Toronto’s food banks are facing unprecedented demand, with a new report showing more than 4.1 million visits between March 2024 and April 2025 — the highest number ever recorded and a dramatic increase from the previous year. The 2025 Who’s Hungry report, published by Daily Bread Food Bank and North York Harvest Food Bank, reveals that food bank visits have grown at an alarming pace. It took 38 years for Toronto to reach one million annual visits, two years to reach two million, just one year to reach three million, and now another year to surpass four million. That marks an increase of nearly 637,000 visits since 2024 and a 340 per cent jump since 2019. The report found more than 112,000 people accessed food banks for the first time this year, while one in four clients are children. Eighteen per cent of households with children reported their kids went hungry at least once a week. Nearly all respondents—96 per cent—said the rising cost of living is one of the main reasons they rely on food banks.

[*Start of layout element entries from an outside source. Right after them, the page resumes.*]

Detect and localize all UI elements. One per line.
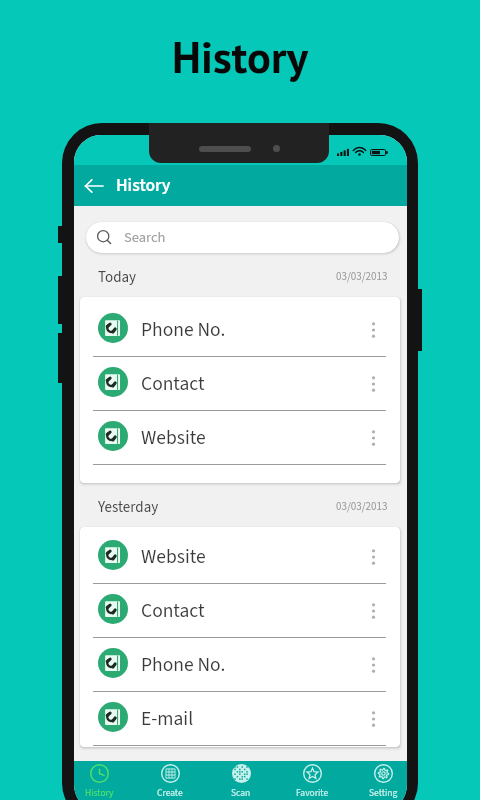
- staticText: Contact: [141, 370, 205, 398]
- button[interactable]: Create: [137, 761, 203, 800]
- button[interactable]: More options: [364, 318, 382, 342]
- button[interactable]: E-mail: [80, 692, 400, 746]
- staticText: History: [116, 173, 171, 198]
- staticText: History: [85, 786, 114, 800]
- staticText: Phone No.: [141, 316, 226, 344]
- button[interactable]: More options: [364, 599, 382, 623]
- button[interactable]: More options: [364, 426, 382, 450]
- staticText: Website: [141, 543, 206, 571]
- staticText: Website: [141, 424, 206, 452]
- button[interactable]: More options: [364, 545, 382, 569]
- staticText: Favorite: [296, 786, 329, 800]
- staticText: Yesterday: [98, 497, 159, 517]
- staticText: Phone No.: [141, 651, 226, 679]
- staticText: 03/03/2013: [336, 269, 388, 285]
- button[interactable]: Phone No.: [80, 303, 400, 357]
- button[interactable]: Setting: [350, 761, 407, 800]
- staticText: Contact: [141, 597, 205, 625]
- staticText: Scan: [231, 786, 251, 800]
- button[interactable]: History: [74, 761, 132, 800]
- button[interactable]: More options: [364, 653, 382, 677]
- staticText: 03/03/2013: [336, 499, 388, 515]
- staticText: Setting: [369, 786, 398, 800]
- button[interactable]: Favorite: [279, 761, 345, 800]
- button[interactable]: Contact: [80, 584, 400, 638]
- staticText: History: [0, 28, 480, 86]
- staticText: Create: [157, 786, 183, 800]
- button[interactable]: Scan: [208, 761, 274, 800]
- staticText: Today: [98, 267, 137, 287]
- button[interactable]: Contact: [80, 357, 400, 411]
- button[interactable]: More options: [364, 707, 382, 731]
- button[interactable]: Website: [80, 411, 400, 465]
- button[interactable]: Back: [76, 165, 111, 206]
- button[interactable]: More options: [364, 372, 382, 396]
- button[interactable]: Phone No.: [80, 638, 400, 692]
- staticText: Search: [124, 227, 166, 248]
- button[interactable]: Website: [80, 530, 400, 584]
- staticText: E-mail: [141, 705, 194, 733]
- button[interactable]: Search: [86, 222, 399, 253]
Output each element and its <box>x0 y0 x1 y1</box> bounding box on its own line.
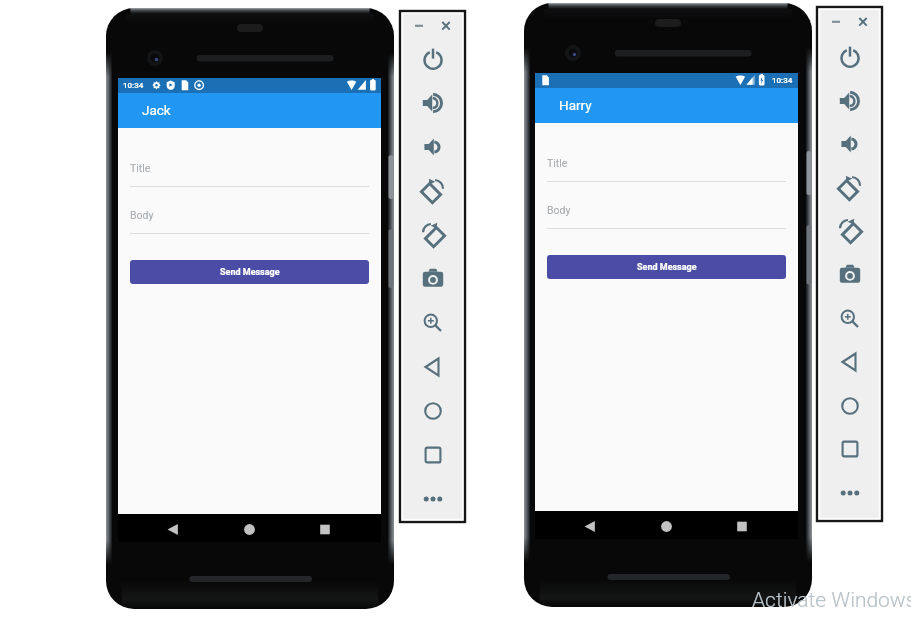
staticText: Harry <box>559 97 592 113</box>
button[interactable]: Back <box>416 350 450 384</box>
staticText: Body <box>547 204 571 216</box>
button[interactable]: Overview <box>416 438 450 472</box>
button[interactable]: Back <box>833 345 867 379</box>
button[interactable]: Volume down <box>833 127 867 161</box>
button[interactable]: Volume down <box>416 130 450 164</box>
button[interactable]: Rotate right <box>833 214 867 248</box>
button[interactable]: Rotate left <box>833 171 867 205</box>
button[interactable]: Body <box>547 203 786 229</box>
staticText: Jack <box>142 102 171 118</box>
button[interactable]: More <box>416 482 450 516</box>
button[interactable]: Screenshot <box>833 258 867 292</box>
button[interactable]: Screenshot <box>416 262 450 296</box>
button[interactable]: Jack <box>118 93 381 128</box>
button[interactable]: Overview <box>833 432 867 466</box>
button[interactable]: Rotate left <box>416 174 450 208</box>
button[interactable]: Title <box>130 161 369 187</box>
button[interactable]: Body <box>130 208 369 234</box>
button[interactable]: Volume up <box>416 86 450 120</box>
staticText: Send Message <box>220 267 280 278</box>
button[interactable]: Zoom <box>416 306 450 340</box>
button[interactable]: Power <box>833 40 867 74</box>
button[interactable]: Power <box>416 42 450 76</box>
button[interactable]: Title <box>547 156 786 182</box>
button[interactable]: Send Message <box>547 255 786 279</box>
staticText: Activate Windows <box>752 588 911 613</box>
staticText: Title <box>130 162 151 174</box>
button[interactable]: Harry <box>535 88 798 123</box>
button[interactable]: More <box>833 476 867 510</box>
staticText: 10:34 <box>772 76 793 85</box>
staticText: Title <box>547 157 568 169</box>
button[interactable]: Home <box>833 389 867 423</box>
staticText: 10:34 <box>123 81 144 90</box>
staticText: Body <box>130 209 154 221</box>
staticText: Send Message <box>637 262 697 273</box>
button[interactable]: Home <box>416 394 450 428</box>
button[interactable]: Volume up <box>833 84 867 118</box>
button[interactable]: Rotate right <box>416 218 450 252</box>
button[interactable]: Send Message <box>130 260 369 284</box>
button[interactable]: Zoom <box>833 302 867 336</box>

Daily Bread CEO Neil Hetherington said the surge is driven by systemic problems such as unaffordable housing and inadequate income supports. He emphasized that addressing the housing crisis and improving programs like the Ontario and Canada Disability supports would reduce the need for food assistance. Craig Pickthorne, director of communications for the Ontario Living Wage Network, agreed, saying that food insecurity is ultimately an income issue, not a food issue, since many people simply don’t earn enough to meet basic needs.
The issue extends far beyond Toronto. Food Banks Canada CEO Kirstin Beardsley described the situation as a national crisis, warning that poverty and hunger are becoming normalized across the country. She urged governments at all levels to invest in meaningful policy changes to ensure that no one in Canada goes hungry.
The Who’s Hungry report outlines several key recommendations: federally, to strengthen the Canada Disability Benefit by raising it above the poverty line and expanding eligibility; provincially, to ensure at least a quarter of Ontario’s planned 1.5 million new homes by 2031 are affordable or supportive housing; and municipally, to advance Toronto’s poverty reduction strategy and expand access to housing, childcare, transit, recreation, and food programs.
Despite the grim statistics, Hetherington remains hopeful. He pointed to new initiatives such as the rollout of the Canada Disability Benefit in June and the federal government’s $13-billion Canada Builds housing program as steps in the right direction. With these measures underway, he said he hopes next year’s report will finally bring better news — and perhaps a long-awaited decline in food bank visits.